Историки справедливо говорят и о причинах, породивших явление: о росте капиталистических отношений, заставлявших помещика выбрасывать на рынок как можно больше товарного хлеба, превращавших и саму землю, и рабочую силу в простые «средства производства». Только вот капитализм–то был везде, а тут, обратите внимание: в Германии «второе издание крепостничества» было вовсе не везде, а только к востоку от Эльбы.
На западе Германии дворянство всё больше обуржуазивалось, всё менее охотно служило в армиях местных владык, всё больше стремилось вести собственное хозяйство, а не получать ренты от правительства. Здесь же, в Бранденбурге–Пруссии, Фридрих Вильгельм заложил основу абсолютизма, создал регулярную армию, подавил выступления дворян и городов против централизации.
Государство курфюрстов Бранденбурга и герцогов Пруссии было крупным на фоне других германских земель, но примитивным и отсталым.
Фридрих I, курфюрст Бранденбурга в 1688—1701 годах, получил титул короля за то, что поставил императору Священной Римской империи солдат для войны за испанское наследство.
Родилось королевство Пруссия, столицей которого с 1657 года был Кёнигсберг, а с 1713 г. — Берлин.
Сын Фридриха I, Фридрих–Вильгельм I правил в 1688— 1740 гг. Он был знаменит простодушным убеждением, что если подданные принадлежат ему, то, значит, и их собственность принадлежит тоже ему. И если король Франции вынужден был платить дороже любого другого за любой товар или услугу, — покупал и одновременно оказывал подданному милость, имевшую вполне конкретное финансовое выражение. А в то же время король Пруссии не платил ничего. Известны случаи, когда он запускал руку в карман богатого купца и непосредственно радовался добыче: вот сколько вытащил!

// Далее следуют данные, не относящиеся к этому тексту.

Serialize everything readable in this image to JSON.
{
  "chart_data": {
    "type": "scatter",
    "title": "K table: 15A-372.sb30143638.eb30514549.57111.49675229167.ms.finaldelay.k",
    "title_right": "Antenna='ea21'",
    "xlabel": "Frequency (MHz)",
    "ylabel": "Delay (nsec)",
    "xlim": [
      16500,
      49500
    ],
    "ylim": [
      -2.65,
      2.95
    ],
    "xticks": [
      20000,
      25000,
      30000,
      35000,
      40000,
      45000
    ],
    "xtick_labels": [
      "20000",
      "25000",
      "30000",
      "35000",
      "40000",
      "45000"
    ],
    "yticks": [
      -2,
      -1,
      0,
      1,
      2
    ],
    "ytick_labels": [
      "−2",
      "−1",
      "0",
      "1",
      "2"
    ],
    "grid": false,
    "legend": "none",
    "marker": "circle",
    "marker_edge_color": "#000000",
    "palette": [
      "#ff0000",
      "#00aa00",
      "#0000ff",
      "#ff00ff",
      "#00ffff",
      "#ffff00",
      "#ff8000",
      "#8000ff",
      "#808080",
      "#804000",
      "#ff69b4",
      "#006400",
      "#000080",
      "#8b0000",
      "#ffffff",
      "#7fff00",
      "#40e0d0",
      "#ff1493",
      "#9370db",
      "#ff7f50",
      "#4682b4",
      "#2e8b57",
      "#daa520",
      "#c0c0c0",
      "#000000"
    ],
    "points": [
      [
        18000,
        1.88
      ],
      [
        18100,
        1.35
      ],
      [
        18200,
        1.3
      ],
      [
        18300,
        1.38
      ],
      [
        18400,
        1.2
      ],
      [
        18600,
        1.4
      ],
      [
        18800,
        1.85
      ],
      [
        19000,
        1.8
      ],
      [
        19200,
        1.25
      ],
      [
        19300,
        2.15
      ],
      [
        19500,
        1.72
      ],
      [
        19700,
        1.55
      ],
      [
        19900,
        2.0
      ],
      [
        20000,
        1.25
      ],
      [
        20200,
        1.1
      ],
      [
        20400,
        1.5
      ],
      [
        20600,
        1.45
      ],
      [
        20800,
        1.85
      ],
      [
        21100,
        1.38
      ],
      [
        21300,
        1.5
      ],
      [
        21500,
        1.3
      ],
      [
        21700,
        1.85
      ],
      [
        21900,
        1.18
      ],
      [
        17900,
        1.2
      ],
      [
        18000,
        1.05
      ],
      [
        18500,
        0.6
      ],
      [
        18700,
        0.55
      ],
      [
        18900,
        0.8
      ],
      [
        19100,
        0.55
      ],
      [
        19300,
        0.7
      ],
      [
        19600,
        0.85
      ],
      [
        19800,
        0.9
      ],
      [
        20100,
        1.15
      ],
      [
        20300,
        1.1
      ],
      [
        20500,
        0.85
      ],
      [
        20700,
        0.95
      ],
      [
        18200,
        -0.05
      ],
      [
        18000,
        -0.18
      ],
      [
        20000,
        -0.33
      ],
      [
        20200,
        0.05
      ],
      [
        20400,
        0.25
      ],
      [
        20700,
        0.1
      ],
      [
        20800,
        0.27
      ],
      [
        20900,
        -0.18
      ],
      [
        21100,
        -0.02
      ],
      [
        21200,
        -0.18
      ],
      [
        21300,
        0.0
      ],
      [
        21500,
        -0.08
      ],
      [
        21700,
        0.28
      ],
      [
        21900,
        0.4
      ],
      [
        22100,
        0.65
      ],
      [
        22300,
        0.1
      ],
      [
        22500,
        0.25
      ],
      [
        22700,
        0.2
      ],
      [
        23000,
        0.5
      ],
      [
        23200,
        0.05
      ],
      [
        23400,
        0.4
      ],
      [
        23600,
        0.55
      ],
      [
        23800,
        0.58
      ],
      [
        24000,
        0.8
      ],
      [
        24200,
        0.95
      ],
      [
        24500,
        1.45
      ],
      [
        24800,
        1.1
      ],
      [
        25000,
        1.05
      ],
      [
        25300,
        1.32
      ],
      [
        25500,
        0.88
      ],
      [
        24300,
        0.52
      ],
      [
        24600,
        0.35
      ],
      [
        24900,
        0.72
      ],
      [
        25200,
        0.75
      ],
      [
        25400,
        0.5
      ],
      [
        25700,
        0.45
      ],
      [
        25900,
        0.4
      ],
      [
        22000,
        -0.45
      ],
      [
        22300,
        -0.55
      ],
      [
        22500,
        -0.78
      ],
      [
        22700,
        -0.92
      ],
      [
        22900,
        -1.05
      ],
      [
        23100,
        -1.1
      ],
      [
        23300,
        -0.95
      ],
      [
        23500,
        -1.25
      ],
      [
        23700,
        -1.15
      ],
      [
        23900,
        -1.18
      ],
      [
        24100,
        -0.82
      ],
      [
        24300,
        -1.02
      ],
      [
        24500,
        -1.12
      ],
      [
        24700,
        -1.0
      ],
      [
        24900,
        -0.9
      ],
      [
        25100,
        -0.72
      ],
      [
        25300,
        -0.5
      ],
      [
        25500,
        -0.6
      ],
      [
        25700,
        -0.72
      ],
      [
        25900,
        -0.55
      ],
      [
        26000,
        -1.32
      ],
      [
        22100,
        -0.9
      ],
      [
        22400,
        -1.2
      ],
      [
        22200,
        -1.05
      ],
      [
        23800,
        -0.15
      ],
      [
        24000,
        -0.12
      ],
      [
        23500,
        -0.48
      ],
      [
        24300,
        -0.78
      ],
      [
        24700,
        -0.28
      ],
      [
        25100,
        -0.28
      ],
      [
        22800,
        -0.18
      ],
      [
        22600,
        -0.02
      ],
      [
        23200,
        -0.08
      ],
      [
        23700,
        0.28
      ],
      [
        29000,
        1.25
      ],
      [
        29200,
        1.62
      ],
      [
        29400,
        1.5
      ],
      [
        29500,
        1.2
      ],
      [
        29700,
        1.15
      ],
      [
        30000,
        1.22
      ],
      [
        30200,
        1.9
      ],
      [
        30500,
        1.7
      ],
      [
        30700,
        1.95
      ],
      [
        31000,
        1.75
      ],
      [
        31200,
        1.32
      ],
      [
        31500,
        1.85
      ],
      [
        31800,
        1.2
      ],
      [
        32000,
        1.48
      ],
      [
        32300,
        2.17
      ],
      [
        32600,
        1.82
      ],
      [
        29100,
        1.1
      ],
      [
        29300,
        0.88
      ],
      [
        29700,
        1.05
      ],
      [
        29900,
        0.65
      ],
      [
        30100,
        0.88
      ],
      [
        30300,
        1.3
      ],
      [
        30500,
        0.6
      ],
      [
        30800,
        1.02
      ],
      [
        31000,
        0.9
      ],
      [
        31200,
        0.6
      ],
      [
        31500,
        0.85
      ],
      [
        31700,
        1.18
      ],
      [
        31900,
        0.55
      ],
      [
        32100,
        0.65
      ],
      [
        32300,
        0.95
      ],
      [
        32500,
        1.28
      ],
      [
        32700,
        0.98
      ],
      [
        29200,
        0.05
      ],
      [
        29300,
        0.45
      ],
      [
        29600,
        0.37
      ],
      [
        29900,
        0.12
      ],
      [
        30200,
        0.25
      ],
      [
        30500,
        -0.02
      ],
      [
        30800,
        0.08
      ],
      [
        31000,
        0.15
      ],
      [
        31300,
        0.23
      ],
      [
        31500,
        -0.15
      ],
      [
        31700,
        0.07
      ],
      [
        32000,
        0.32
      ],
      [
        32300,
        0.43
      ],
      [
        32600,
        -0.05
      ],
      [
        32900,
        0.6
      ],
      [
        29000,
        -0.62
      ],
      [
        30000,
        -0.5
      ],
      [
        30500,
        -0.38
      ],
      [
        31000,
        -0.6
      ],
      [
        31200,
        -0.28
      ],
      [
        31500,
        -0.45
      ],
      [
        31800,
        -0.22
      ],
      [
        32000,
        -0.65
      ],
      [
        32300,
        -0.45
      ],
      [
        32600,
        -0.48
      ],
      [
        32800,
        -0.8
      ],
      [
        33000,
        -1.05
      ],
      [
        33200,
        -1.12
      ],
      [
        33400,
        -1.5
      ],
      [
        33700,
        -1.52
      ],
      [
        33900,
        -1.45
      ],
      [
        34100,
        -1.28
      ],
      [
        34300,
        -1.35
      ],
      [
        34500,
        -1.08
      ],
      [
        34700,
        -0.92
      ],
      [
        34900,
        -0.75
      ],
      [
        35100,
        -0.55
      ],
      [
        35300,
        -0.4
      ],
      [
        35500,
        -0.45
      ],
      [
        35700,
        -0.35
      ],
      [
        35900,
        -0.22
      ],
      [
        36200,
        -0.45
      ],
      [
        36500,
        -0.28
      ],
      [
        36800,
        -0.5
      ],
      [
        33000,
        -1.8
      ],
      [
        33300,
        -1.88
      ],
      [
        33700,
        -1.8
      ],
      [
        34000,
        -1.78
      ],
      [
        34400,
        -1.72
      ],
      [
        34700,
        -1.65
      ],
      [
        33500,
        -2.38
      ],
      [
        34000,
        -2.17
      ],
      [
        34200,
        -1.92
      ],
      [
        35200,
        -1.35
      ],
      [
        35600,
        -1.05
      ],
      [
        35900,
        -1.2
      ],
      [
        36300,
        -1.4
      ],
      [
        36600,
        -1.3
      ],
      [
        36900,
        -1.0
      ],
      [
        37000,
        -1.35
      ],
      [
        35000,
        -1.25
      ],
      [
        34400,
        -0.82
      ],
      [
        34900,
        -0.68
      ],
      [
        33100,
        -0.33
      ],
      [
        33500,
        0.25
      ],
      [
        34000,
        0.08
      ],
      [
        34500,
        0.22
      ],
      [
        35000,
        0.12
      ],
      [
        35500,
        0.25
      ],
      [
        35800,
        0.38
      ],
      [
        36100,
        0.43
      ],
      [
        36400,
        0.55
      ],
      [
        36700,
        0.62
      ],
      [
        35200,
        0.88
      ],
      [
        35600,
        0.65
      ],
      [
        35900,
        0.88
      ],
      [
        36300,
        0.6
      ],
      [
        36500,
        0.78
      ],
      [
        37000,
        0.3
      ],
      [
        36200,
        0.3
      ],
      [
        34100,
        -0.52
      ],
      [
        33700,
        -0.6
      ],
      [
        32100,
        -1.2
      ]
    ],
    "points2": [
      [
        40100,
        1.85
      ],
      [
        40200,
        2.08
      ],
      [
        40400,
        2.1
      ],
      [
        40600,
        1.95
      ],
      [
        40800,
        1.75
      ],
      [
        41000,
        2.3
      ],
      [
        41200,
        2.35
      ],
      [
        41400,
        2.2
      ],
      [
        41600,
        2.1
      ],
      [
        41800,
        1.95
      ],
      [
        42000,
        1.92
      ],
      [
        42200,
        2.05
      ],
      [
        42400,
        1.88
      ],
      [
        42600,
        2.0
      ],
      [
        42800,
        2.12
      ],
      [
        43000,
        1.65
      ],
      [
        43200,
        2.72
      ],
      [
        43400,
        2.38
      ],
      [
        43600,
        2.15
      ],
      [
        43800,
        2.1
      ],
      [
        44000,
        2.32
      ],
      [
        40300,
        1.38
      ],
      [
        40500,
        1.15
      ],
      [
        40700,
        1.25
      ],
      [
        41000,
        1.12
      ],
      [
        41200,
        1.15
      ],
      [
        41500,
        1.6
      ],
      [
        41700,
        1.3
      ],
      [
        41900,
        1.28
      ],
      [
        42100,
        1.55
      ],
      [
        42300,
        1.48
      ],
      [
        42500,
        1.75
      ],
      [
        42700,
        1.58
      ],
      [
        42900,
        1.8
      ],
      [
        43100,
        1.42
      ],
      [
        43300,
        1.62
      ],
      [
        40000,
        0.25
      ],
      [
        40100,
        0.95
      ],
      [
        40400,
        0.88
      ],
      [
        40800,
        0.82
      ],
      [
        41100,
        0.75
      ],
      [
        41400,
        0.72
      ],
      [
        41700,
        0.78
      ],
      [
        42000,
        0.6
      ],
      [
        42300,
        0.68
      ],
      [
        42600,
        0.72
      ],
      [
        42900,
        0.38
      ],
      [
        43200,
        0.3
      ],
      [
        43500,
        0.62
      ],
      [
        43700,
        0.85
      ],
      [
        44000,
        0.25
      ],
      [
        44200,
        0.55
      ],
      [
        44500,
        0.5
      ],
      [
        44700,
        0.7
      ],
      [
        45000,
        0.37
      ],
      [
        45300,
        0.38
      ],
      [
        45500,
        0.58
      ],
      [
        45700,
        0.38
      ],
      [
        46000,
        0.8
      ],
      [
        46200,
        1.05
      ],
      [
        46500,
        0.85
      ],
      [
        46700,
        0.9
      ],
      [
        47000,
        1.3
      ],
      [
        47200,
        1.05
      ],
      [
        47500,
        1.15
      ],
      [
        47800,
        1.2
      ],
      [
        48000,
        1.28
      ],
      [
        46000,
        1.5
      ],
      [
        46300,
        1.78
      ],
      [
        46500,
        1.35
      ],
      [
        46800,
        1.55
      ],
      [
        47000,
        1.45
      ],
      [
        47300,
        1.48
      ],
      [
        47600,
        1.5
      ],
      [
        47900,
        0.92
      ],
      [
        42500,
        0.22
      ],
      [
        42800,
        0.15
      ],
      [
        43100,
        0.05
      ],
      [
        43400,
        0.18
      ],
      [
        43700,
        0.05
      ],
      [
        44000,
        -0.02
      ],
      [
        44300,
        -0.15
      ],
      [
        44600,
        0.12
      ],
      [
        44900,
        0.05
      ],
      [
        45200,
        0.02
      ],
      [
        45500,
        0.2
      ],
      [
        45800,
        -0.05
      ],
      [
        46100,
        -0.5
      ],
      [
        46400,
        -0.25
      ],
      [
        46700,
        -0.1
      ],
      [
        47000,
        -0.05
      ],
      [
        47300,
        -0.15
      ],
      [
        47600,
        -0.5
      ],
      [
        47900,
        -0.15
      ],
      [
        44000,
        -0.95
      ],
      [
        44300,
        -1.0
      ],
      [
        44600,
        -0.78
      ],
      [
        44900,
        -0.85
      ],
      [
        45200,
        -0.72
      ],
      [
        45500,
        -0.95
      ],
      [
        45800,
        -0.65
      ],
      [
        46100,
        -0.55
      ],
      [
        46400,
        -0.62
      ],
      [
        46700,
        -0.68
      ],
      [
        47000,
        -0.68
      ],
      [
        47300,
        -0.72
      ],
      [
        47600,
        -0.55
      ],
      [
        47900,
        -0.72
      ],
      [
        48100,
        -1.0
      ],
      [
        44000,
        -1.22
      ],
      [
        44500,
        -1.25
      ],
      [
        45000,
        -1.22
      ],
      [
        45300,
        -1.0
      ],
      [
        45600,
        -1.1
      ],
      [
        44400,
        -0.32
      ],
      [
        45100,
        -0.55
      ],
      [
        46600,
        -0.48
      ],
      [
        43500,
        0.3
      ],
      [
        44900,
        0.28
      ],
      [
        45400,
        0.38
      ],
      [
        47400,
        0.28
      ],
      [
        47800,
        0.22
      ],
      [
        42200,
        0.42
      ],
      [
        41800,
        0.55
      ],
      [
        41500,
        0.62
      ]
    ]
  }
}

Король не терпел, чтобы его подданные бездельничали. Вот горожанки перед дворцом заболтались, придя к городскому фонтану. И тут к ним вылетает король, очень толстый и в то же время очень стремительный. Король мчится к бедным женщинам, изрыгая самое отвратительное сквернословие, и хорошо, если смогут убежать: король не только изругает их «какашками», «мерзавками» и «проститутками», он ещё и излупит их палкой. А бегал король очень быстро, несмотря на приличные размеры брюха.
Впрочем, что там всякие глупые бабы, пришедшие по воду! Король бил палкой придворных священников, если ему не нравились их проповеди.
— Чем занимаются эти грязные свиньи, которых я кормлю неизвестно за что?! — орал король и обрушивал палку на священника.
Король не терпел грязи и неряшества. Полиции было приказано делать рейды по городу и камнями бить плохо вымытые стекла в частных домах.
Король был очень бережлив. Если у Елизаветы было 15 000 платьев, то у него — только один кафтан, и король носил его, пока кафтан не расползался прямо на нем. Но даже если надо было сшить новый кафтан, ведь были же ещё и пуговицы! Медные пуговицы переносились на новый кафтан, и король лично следил, чтобы их не подменили и не перелили в более легкие, дерзновенно скрыв часть металла.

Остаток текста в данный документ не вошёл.